Paving the Way for Enriched Metadata of Linguistic Linked Data

Tracking #: 2994-4208

Authors: 
Maria Pia di Buono1
Hugo Gonçalo Oliveira
Verginica Barbu Mititelu
Blerina Spahiu
Gennaro Nolano

Responsible editor: 
Guest Editors Advancements in Linguistics Linked Data 2021

Submission type: 
Full Paper
Abstract: 
The need for reusable, interoperable, and interlinked linguistic resources in Natural Language Processing downstream tasks has been proved by the increasing efforts to develop standards and metadata suitable to represent several layers of information. Nevertheless, despite these efforts, the achievement of full compatibility for metadata in linguistic resource production is still far from being reached. Access to resources observing these standards is hindered either by (i) lack of or incomplete information, (ii) inconsistent ways of coding their metadata, and (iii) lack of maintenance. In this paper, we offer a quantitative and qualitative analysis of descriptive metadata and resources availability of two main metadata repositories: LOD Cloud and Annohub. Furthermore, we introduce a metadata enrichment, which aims at improving resource information, and a metadata alignment to META-SHARE ontology, suitable for easing the accessibility and interoperability of such resources.
Full PDF Version: 
Tags: 
Reviewed

Decision/Status: 
Accept

Solicited Reviews:
Click to Expand/Collapse
Review #1
By Manuel Fiorelli submitted on 20/Feb/2022
Suggestion:
Minor Revision
Review Comment:

I read the response letter and the resubmitted manuscript carefully. Again, I was impressed by the breadth of its survey of related work, which also serves to set the context for this work. Still, despite the success in addressing the concerns I expressed about the previous submission, I have found new problems in the amended manuscript that need to be fixed before it can be considered ready for publication.

In my opinion, the biggest problems in the manuscript are related to the RDF representation of MELLD and how it has been described in the paper. I will thus discuss these first and leave other minor considerations to the end, in particular those related to typographic/writing errors the correction of which is obvious and unquestionable.

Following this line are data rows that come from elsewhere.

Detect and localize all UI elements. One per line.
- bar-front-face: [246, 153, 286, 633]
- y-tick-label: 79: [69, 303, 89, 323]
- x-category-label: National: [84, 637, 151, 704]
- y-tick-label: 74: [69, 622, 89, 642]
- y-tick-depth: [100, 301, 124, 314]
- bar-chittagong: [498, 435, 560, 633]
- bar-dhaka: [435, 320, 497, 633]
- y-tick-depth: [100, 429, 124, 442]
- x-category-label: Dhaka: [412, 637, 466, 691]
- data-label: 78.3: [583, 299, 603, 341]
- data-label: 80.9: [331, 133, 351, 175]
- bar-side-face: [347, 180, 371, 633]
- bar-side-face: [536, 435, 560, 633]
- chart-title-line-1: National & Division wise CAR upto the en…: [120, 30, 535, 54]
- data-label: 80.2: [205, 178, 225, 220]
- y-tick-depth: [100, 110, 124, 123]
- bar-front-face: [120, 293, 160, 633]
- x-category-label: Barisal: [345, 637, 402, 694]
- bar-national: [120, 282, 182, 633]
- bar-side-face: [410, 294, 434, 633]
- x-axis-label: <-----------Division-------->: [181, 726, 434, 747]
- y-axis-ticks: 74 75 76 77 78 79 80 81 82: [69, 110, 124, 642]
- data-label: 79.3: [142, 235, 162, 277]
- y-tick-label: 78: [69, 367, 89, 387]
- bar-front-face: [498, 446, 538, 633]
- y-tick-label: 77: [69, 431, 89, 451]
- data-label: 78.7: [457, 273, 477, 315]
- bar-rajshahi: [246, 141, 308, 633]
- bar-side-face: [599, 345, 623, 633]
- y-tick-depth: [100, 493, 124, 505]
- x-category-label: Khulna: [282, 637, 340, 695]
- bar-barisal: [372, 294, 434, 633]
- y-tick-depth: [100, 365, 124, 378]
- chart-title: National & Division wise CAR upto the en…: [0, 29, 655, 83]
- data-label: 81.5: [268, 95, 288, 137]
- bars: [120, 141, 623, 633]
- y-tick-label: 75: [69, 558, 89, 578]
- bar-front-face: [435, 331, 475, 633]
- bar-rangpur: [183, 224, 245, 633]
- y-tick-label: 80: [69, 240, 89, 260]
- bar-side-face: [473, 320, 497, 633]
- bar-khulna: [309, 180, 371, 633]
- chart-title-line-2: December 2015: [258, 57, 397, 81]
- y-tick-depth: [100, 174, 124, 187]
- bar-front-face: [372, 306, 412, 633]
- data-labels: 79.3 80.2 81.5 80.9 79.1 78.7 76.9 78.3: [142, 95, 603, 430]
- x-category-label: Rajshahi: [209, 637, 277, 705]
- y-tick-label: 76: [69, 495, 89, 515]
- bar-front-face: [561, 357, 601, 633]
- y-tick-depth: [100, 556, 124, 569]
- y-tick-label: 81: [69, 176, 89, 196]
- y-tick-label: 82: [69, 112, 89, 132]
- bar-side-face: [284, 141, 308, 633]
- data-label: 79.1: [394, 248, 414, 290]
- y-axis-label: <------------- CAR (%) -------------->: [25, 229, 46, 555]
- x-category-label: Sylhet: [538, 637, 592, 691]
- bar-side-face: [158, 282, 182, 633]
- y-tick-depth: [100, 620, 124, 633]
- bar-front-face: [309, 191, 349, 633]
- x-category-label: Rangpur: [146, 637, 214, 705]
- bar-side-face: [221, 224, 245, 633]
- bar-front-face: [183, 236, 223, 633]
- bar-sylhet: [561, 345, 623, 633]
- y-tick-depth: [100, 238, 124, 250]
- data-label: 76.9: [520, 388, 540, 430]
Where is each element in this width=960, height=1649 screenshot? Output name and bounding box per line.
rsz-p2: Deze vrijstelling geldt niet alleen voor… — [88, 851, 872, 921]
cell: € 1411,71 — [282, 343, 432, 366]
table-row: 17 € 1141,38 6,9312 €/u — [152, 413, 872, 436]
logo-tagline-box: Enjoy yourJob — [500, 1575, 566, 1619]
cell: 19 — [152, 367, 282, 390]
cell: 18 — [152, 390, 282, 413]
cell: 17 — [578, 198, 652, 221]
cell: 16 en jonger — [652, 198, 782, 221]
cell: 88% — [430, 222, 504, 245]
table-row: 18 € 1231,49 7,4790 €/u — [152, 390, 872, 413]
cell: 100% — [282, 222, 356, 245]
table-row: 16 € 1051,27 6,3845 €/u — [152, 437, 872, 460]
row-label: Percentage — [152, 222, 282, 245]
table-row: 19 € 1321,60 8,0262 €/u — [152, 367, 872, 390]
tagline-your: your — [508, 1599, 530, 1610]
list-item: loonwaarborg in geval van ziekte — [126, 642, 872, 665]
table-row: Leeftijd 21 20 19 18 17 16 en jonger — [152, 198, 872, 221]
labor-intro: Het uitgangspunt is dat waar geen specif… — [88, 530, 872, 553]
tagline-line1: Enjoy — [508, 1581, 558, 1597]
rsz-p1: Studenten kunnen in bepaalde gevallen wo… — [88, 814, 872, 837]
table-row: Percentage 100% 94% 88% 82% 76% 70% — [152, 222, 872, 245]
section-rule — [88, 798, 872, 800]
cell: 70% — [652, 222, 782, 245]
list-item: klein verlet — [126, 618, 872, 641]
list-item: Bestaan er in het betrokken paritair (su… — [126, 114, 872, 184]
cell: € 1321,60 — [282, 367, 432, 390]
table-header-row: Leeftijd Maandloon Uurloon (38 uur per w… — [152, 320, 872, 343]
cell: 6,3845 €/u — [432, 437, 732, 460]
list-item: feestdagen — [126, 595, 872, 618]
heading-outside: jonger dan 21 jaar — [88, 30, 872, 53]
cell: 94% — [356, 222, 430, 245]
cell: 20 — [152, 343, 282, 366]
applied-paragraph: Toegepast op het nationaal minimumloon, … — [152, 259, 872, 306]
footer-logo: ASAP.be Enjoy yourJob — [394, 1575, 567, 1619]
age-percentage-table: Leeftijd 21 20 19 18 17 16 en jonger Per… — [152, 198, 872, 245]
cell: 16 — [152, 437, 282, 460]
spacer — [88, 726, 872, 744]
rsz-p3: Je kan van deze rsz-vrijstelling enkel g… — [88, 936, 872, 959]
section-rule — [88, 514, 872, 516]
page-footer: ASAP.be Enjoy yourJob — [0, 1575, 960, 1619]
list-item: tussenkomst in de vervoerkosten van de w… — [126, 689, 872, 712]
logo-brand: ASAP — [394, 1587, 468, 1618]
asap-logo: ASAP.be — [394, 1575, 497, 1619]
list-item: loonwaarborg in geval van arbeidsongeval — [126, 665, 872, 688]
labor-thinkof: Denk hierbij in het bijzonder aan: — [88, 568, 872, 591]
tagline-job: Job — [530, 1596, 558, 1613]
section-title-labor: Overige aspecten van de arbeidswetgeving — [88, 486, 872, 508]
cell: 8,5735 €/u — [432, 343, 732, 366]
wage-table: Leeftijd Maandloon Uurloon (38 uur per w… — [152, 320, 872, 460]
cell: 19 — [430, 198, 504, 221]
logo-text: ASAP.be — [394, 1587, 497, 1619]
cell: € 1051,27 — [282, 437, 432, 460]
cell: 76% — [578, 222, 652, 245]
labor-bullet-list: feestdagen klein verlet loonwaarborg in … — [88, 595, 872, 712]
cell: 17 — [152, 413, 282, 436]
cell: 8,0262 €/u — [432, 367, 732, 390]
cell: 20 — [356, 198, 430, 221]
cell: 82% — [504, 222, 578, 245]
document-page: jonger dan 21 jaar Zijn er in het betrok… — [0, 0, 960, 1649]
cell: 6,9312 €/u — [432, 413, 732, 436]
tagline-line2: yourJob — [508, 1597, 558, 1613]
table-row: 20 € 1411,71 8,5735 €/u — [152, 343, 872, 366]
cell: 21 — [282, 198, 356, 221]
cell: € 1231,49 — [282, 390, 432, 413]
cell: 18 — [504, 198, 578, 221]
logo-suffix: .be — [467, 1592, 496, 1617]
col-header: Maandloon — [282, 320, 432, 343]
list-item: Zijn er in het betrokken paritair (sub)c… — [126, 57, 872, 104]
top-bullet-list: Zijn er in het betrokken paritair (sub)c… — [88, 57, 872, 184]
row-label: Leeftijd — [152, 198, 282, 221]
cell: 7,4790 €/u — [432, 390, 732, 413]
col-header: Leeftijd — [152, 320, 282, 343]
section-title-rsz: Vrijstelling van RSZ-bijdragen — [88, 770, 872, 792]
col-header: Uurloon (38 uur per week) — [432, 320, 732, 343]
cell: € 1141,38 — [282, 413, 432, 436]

* In Section 2, the authors introduced META-SHARE, its XSD metadata schema and the effort [30] to convert the latter into an OWL ontology.
However, they also cited [29] that discusses meta-share.owl. Quoting [29], the “Meta-Share.owl ontology was designed from the META-SHARE XML-based model as starting point”. This ontology was presented in the introduction of [29] as part of “a more general effort [that] was carried out in the context of the W3C Linked Data for language Technologies (LD4LT) community group […”]. The ontology is available at http://purl.org/net/def/metashare but a new version was being developed (at the time) in the GitHub repository https://github.com/ld4lt/metashare. Interestingly, the ontology IRI resolves to “http://ld4lt.github.io/metashare/metashare.owl”, i.e. meta-share.owl file is hosted as GitHub pages in the LD4LT GitHub repository.
The LD4LT GitHub repository contains three branches: master, dev and gh-pages. Based on the README, the master branch contains the stable v1 of the ontology, while the dev branch contains the v2 of the ontology being developed. Based on the GitHub documentation (https://docs.github.com/en/pages/getting-started-with-github-pages/about...), the branch gh-pages contains the source for the GitHub Pages of the project. By comparing the owl files in the master and gh-pages branches, I verified that they are the same. This should prove that (at least today) meta-share.owl mentioned in [29] is actually the stable v1 of the ontology by LD4LT.
Another problem is that in section 4.1 the authors introduced the META-SHARE ontology published by META-SHARE itself (in footnote 45) without any mention of it in Section 2.
Interestingly, this ontology looks very similar to the the v2 ontology contained in the dev branch of the LD4LT repo, as they have the same IRI (http://w3id.org/meta-share/meta-share) and the same creators.
I suggest the authors to reorganizing the citations, making it clear that meta-share.owl is another attempt
I’ve also found a new ontology based on the META-SHARE model:

Villegas, M., Melero, M., & Bel, N. (2014, May). Metadata as Linked Open Data: mapping disparate XML metadata registries into one RDF/OWL registry. In Proceedings of the Ninth International Conference on Language Resources and Evaluation (LREC'14) (pp. 393-400).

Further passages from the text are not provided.